The Society for American Baseball Research [SABR] held its national convention this past weekend in Atlanta [next year‘s venue will be Los Angeles] and one of the many presentations was given by Vince Gennaro. The author of Diamond Dollars: The Economics of Winning in Baseball, Gennaro works for the Cleveland Indians and teaches at Columbia University and Manhattanville College.
David Laurila: In a nutshell, what was your presentation?
Vince Gennaro: My talk was about how teams make trade decisions, measuring the asset values of players on different teams and in different situations. At the core of it was the difference between being in the hunt for the postseason versus being out of contention and how teams view their assets, particularly those whose contracts are expiring at the end of the year — particularly those who have a short time left in terms of control.

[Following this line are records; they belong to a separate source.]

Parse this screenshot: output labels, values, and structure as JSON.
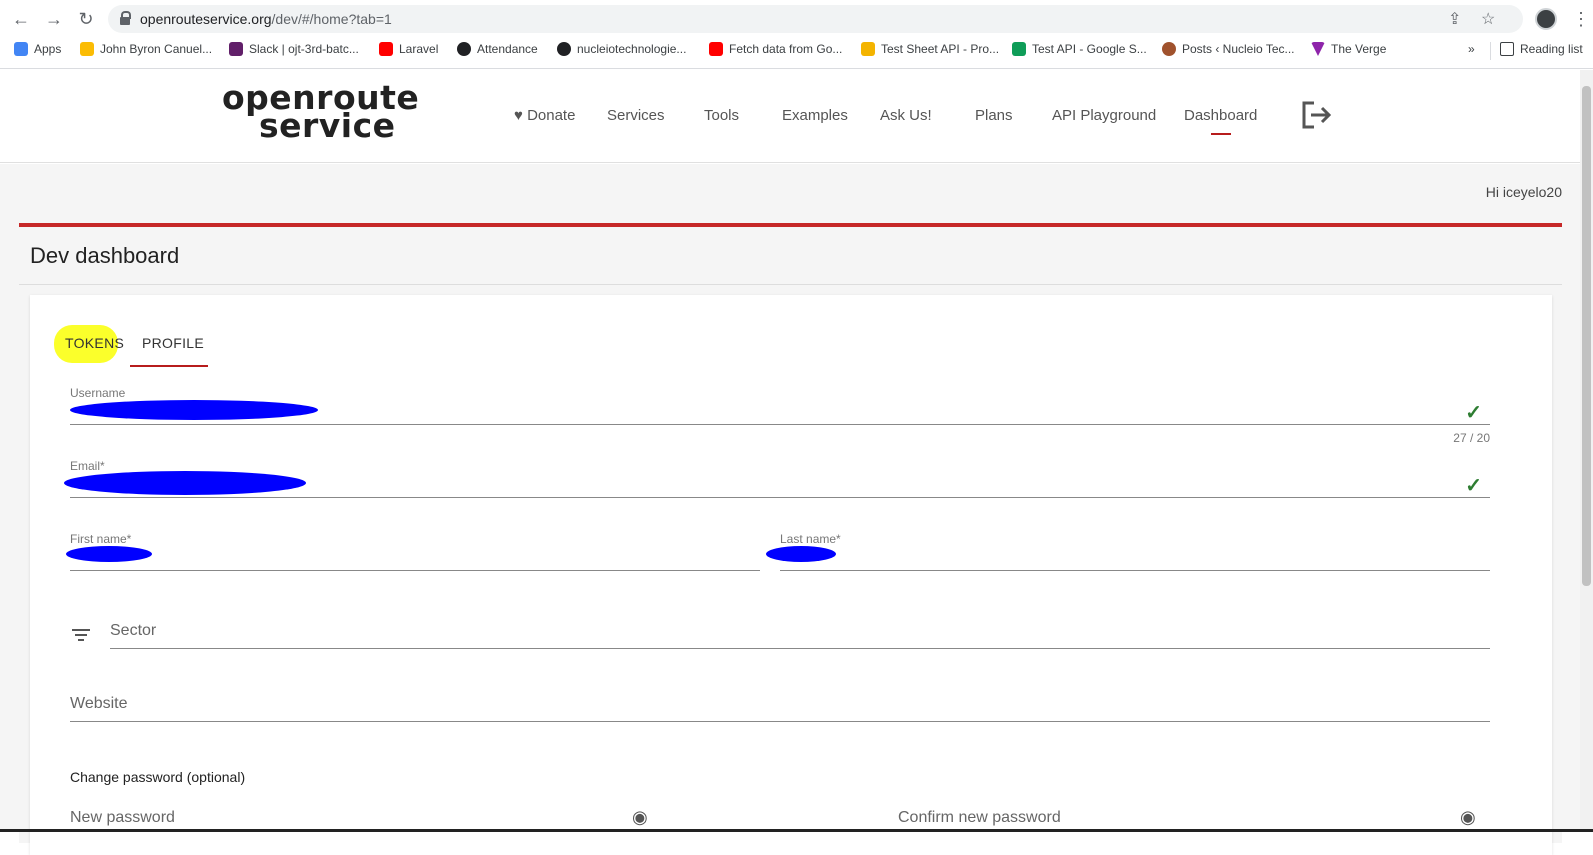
{
  "browser": {
    "url_main": "openrouteservice.org",
    "url_rest": "/dev/#/home?tab=1",
    "bookmarks": [
      {
        "label": "Apps",
        "color": "#4285f4"
      },
      {
        "label": "John Byron Canuel...",
        "color": "#fbbc04"
      },
      {
        "label": "Slack | ojt-3rd-batc...",
        "color": "#611f69"
      },
      {
        "label": "Laravel",
        "color": "#ff0000"
      },
      {
        "label": "Attendance",
        "color": "#202124"
      },
      {
        "label": "nucleiotechnologie...",
        "color": "#202124"
      },
      {
        "label": "Fetch data from Go...",
        "color": "#ff0000"
      },
      {
        "label": "Test Sheet API - Pro...",
        "color": "#f4b400"
      },
      {
        "label": "Test API - Google S...",
        "color": "#0f9d58"
      },
      {
        "label": "Posts ‹ Nucleio Tec...",
        "color": "#a0522d"
      },
      {
        "label": "The Verge",
        "color": "#8e24aa"
      }
    ],
    "more_bookmarks": "»",
    "reading_list": "Reading list"
  },
  "header": {
    "logo_line1": "openroute",
    "logo_line2": "service",
    "nav": [
      {
        "label": "♥ Donate"
      },
      {
        "label": "Services"
      },
      {
        "label": "Tools"
      },
      {
        "label": "Examples"
      },
      {
        "label": "Ask Us!"
      },
      {
        "label": "Plans"
      },
      {
        "label": "API Playground"
      },
      {
        "label": "Dashboard",
        "active": true
      }
    ]
  },
  "greeting": "Hi iceyelo20",
  "dashboard": {
    "title": "Dev dashboard",
    "tabs": {
      "tokens": "TOKENS",
      "profile": "PROFILE"
    },
    "fields": {
      "username_label": "Username",
      "username_counter": "27 / 20",
      "email_label": "Email*",
      "first_name_label": "First name*",
      "last_name_label": "Last name*",
      "sector_placeholder": "Sector",
      "website_placeholder": "Website",
      "change_password_label": "Change password (optional)",
      "new_password_placeholder": "New password",
      "confirm_password_placeholder": "Confirm new password"
    }
  },
  "colors": {
    "accent": "#c62828",
    "highlight": "#fbff2b",
    "redaction": "#0000ff",
    "valid": "#2e7d32"
  }
}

Players have very different value, economically, to two different teams. This is based on, largely, where the teams are on the win curve, or the win-revenue relationship. If teams are fighting for that 72nd, 73rd or 74th win, the marginal value of those wins is very small. If teams are fighting for that 91st, 92nd or 93rd win, the value of those wins is extremely high. The reason it is high is that those are more likely to be the wins that push you into the postseason and unlock that pot of gold at the end of the rainbow.

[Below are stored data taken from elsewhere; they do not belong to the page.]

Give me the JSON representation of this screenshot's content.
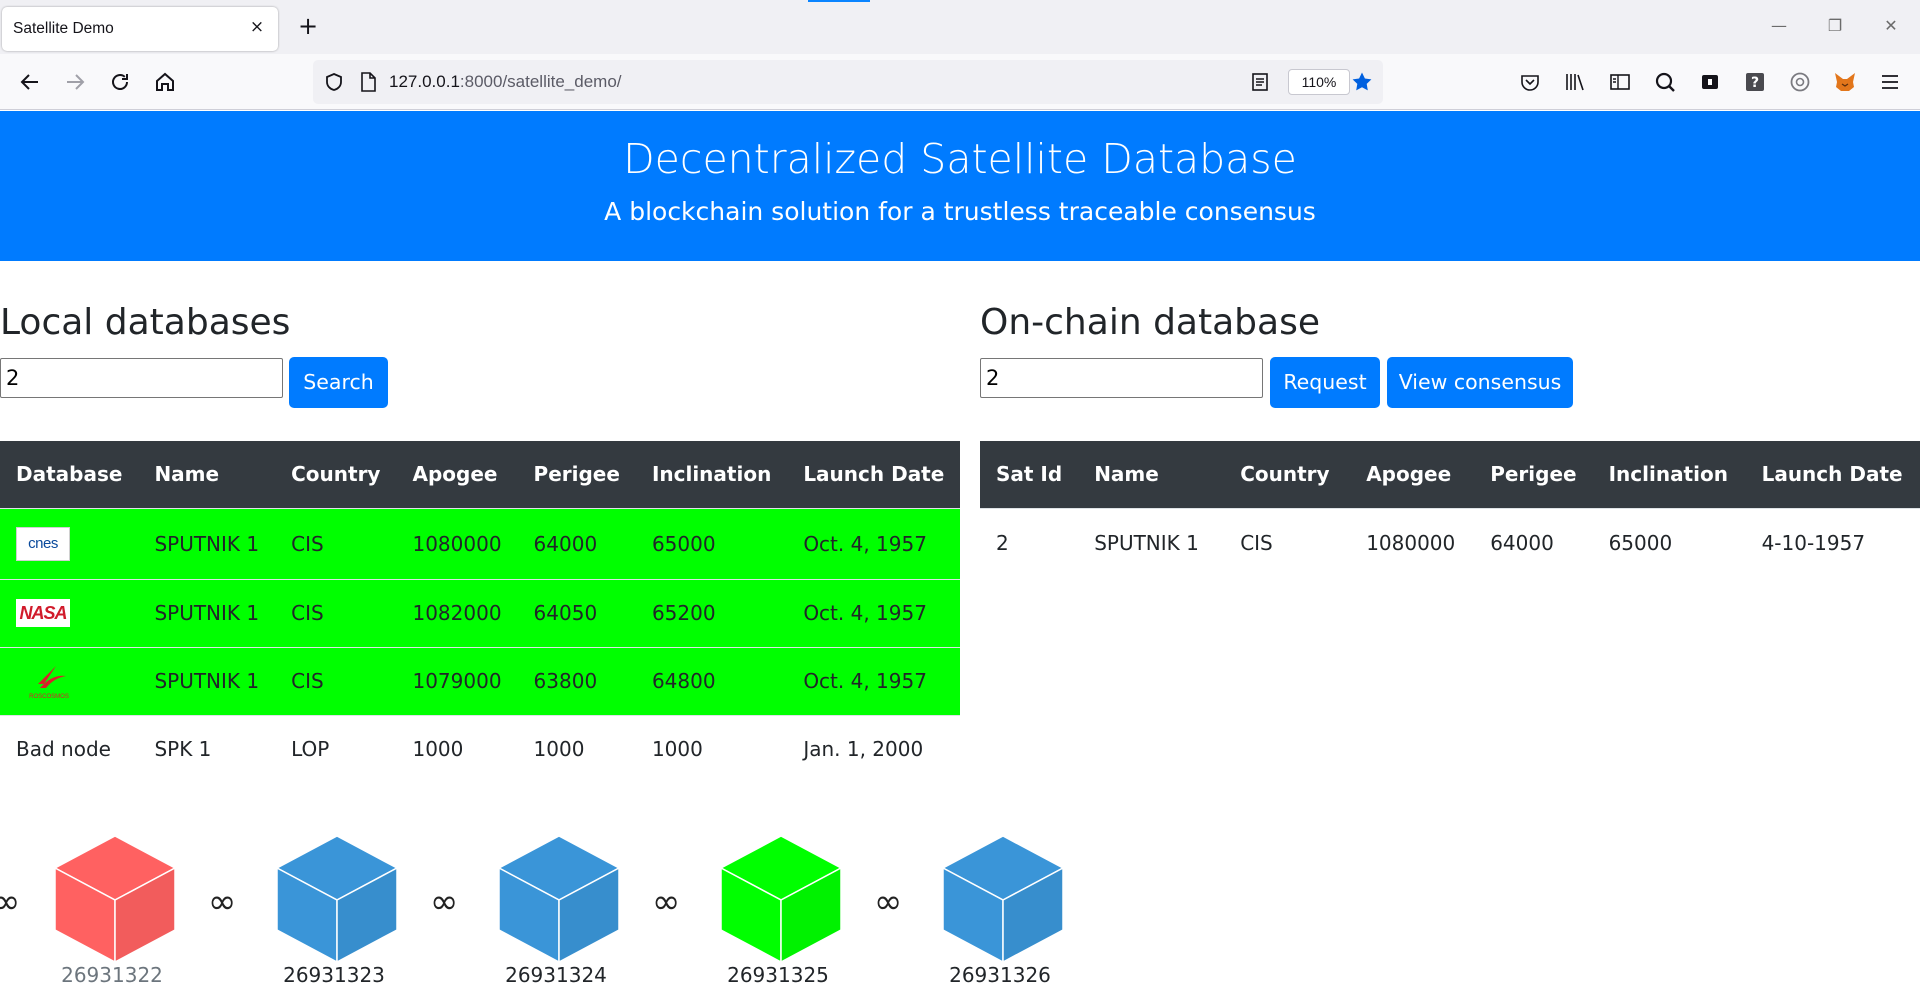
{
  "browser": {
    "tab_title": "Satellite Demo",
    "tab_close": "×",
    "new_tab": "+",
    "url_host": "127.0.0.1",
    "url_rest": ":8000/satellite_demo/",
    "zoom": "110%",
    "window_controls": [
      "—",
      "❐",
      "✕"
    ]
  },
  "header": {
    "title": "Decentralized Satellite Database",
    "subtitle": "A blockchain solution for a trustless traceable consensus"
  },
  "local": {
    "title": "Local databases",
    "input_value": "2",
    "search_label": "Search",
    "columns": [
      "Database",
      "Name",
      "Country",
      "Apogee",
      "Perigee",
      "Inclination",
      "Launch Date"
    ],
    "rows": [
      {
        "database": "cnes",
        "name": "SPUTNIK 1",
        "country": "CIS",
        "apogee": "1080000",
        "perigee": "64000",
        "inclination": "65000",
        "launch": "Oct. 4, 1957"
      },
      {
        "database": "NASA",
        "name": "SPUTNIK 1",
        "country": "CIS",
        "apogee": "1082000",
        "perigee": "64050",
        "inclination": "65200",
        "launch": "Oct. 4, 1957"
      },
      {
        "database": "ROSCOSMOS",
        "name": "SPUTNIK 1",
        "country": "CIS",
        "apogee": "1079000",
        "perigee": "63800",
        "inclination": "64800",
        "launch": "Oct. 4, 1957"
      },
      {
        "database": "Bad node",
        "name": "SPK 1",
        "country": "LOP",
        "apogee": "1000",
        "perigee": "1000",
        "inclination": "1000",
        "launch": "Jan. 1, 2000"
      }
    ]
  },
  "onchain": {
    "title": "On-chain database",
    "input_value": "2",
    "request_label": "Request",
    "consensus_label": "View consensus",
    "columns": [
      "Sat Id",
      "Name",
      "Country",
      "Apogee",
      "Perigee",
      "Inclination",
      "Launch Date"
    ],
    "rows": [
      {
        "sat_id": "2",
        "name": "SPUTNIK 1",
        "country": "CIS",
        "apogee": "1080000",
        "perigee": "64000",
        "inclination": "65000",
        "launch": "4-10-1957"
      }
    ]
  },
  "chain": {
    "blocks": [
      {
        "id": "26931322",
        "color": "#ff6161"
      },
      {
        "id": "26931323",
        "color": "#3a95d8"
      },
      {
        "id": "26931324",
        "color": "#3a95d8"
      },
      {
        "id": "26931325",
        "color": "#00ff00"
      },
      {
        "id": "26931326",
        "color": "#3a95d8"
      }
    ],
    "link_glyph": "∞"
  },
  "colors": {
    "primary": "#007bff",
    "table_header": "#343a40",
    "row_match": "#00ff00",
    "bad_node": "#dc1c1c"
  }
}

DL: You used Cliff Lee as an example.
VG; Yes. In the case of Cliff Lee, who got dealt in early July — Lee had only a couple of million dollars of value, as I calculated, to the Seattle Mariners, because he was going to help them win their 72nd or 73rd game, figuratively speaking, whereas with the Rangers he has a chance to be the difference, maybe like Sabathia was for the Brewers a couple of years ago, between reaching the postseason or not reaching the postseason and unlocking a 30 million dollar revenue stream.
DL: Where does the revenue stream come from?
VG: If you make the playoffs, the economic value results from the city and the local fans getting optimistic and excited about the chances of the team going forward. What typically happens is that they’re scrambling for postseason seats and they’re dissatisfied with the ticket prices and the seat availability, so they end up buying their own season-ticket package the following season and can be considered options for future season tickets. The other revenue streams have a similar positive affect, and this can go on for up to five years after the team reaches the postseason, even if they never go back to the postseason again.
If a team makes the playoffs rather than just missing, they should experience a much better windfall, because, again, they’ll actually have an October experience — the fans will experience October with baseball. The caveat there is: if they go three and out in the division series, it does mitigate the impact. But if you put up a fight in the division series, or are fortunate enough to get to the league championship series, you really unlock this revenue stream. If they come close but don’t make it [into the postseason], they’ll still build a sense of optimism and will be on the right track financially and revenue-wise for the next year, but the bump will be nowhere near as great.
DL: Earlier, you mentioned 30 million dollars. Is that what a team like the Cincinnati Reds would stand to gain if they were to reach the postseason?
VG: Yes, I would expect that for a team like the Reds, who fit the generic case I’ve studied more closely, the net present value of the revenues they generate over the next five years could be in the neighborhood of 30 million dollars or so.
DL: There is obviously a risk factor associated with these types of deals.
VG: There are risks on both sides. The risk for the team that is getting the impact player — often renting the impact player — is that they spend their prospects, and maybe spend some extra salary dollars, and fall short of the postseason. Then they’ve left themselves going forward with a potentially depleted farm system, which doesn’t bode well for their future chances. On the other hand, the team getting the prospects is dealing with the inherent risk associated with players who show promise in the minor leagues, or young major leaguers, who may or may not materialize into what they expect them to be. The landscape is littered with those. So both sides are dealing with financial risk.